Looking for a shortcut...

GOOOOOOOOOOOOOODDDDDDDDDDD Mornin' Center, 180 Suga Pop with you thirteen for seventeen, how y'all doin? You got any shortcuts for us!?
 
GOOOOOOOOOOOOOODDDDDDDDDDD Mornin' Center, 180 Suga Pop with you thirteen for seventeen, how y'all doin? You got any shortcuts for us!?

HA!

We did just that this morning. Asked for a shortcut climing through 15K. Got direct to the first fix on the arrival :)
 
I am trying to build time, so shortcuts aren't optimal. But I seem to get tons of them anyway.

Just after leaving the LA basin:
"Seminole 257AT cleared direct Sacramento" :)
I usually come up with my own shortcuts.

"Center, BeerCan two seventeen, request direct Peoria."
"BeerCan two seventeen cleared direct Peoria."

(I think they like me more when I come up with my own plans.)
 
What dictates whether or not you can give direct, and how do you determine how far down the road you can give direct? Do you just call the next sector, or do you have to ask all the way down the line to whoever owns what the pilot is asking for?

For instance, I fly from ORF to LAS, and the best I can get is a couple states away. When I come out of LAS, I get the VOR that starts the STAR into ORF, almost all the way across the country.

For lower altitude aircraft, a lot of the time a sector will give direct so long as it doesn't conflict with an agreement they have with an adjacent facility. However, we won't know exactly what that adjacent facility has for an agreement with the sector on the other side of them. So sometimes we might give direct, and the next sector could take it away.
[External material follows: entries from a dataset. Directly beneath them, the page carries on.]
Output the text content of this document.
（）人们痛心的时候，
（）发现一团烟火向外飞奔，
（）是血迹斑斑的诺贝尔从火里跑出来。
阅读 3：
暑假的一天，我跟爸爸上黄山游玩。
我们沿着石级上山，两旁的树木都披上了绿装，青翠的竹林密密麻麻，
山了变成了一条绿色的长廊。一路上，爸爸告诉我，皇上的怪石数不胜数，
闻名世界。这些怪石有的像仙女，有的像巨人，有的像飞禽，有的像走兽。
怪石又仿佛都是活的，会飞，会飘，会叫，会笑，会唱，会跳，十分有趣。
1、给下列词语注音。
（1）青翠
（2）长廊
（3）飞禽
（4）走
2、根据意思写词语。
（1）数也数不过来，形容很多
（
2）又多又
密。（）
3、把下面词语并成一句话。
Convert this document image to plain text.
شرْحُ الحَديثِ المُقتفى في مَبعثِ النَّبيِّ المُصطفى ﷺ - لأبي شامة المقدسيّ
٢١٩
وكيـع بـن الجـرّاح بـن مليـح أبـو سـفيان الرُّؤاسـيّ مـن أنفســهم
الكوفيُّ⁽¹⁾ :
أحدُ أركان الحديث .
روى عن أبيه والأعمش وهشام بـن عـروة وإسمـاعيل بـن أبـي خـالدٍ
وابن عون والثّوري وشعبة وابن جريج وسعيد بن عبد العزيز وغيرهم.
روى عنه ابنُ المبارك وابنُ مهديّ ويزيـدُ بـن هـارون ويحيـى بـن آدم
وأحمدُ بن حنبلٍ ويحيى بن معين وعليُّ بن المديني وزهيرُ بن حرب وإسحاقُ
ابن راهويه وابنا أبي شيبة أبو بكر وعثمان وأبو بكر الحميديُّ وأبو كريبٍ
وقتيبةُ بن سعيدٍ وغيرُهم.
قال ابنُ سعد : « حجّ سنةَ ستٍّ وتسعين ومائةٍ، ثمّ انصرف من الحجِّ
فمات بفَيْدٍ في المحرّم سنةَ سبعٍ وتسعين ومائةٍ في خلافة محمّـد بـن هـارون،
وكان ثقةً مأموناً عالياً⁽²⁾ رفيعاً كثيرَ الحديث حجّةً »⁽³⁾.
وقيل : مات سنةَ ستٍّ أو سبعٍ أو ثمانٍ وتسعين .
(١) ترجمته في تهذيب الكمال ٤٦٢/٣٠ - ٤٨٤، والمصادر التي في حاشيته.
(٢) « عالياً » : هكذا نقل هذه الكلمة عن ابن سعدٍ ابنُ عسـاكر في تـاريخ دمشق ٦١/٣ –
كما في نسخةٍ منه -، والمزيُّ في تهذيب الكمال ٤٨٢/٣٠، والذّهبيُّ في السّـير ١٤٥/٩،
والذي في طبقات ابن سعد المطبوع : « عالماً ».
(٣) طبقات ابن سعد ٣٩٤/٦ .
We run into this a lot at Waco with a couple of our southern bordering sectors assigning direct to DFW terminal area airports. Everyone has to be on a STAR for the most part, so we have to re route the aircraft back over an arrival VORTAC to join a STAR unless special coordination is affected. That's an agreement WE have with Regional Approach (DFW) though, not the facilities south of us. They have no way of knowing unless they've been around a while, think to ask, or look up our procedures online through the FAA's intranet.

Direct-To routings can cause coordination hassles too. Airspace is largely drawn up around the airway structure. So if an aircraft is on an airway, they're usually bound for a single sector when exiting your airspace. When you send people direct from various points in space, now you might have guys that are exiting your airspace at a point where it borders 2 or 3 other sectors. The hand off only goes to ONE, so the remaining sectors have to get a phone call to approve a point out, since you're now encroaching on their territory as well.

I specified for low altitude aircraft because once you get up into the flight levels, working with centers, I think they have more route management tools at their disposal. They also cover huge areas of airspace as a whole facility, so they'll know that they can't give you direct in this sector, because it'll be revoked a few sectors down the road (under the same facility, or adjacent facility). In the terminal environment we don't look out that far.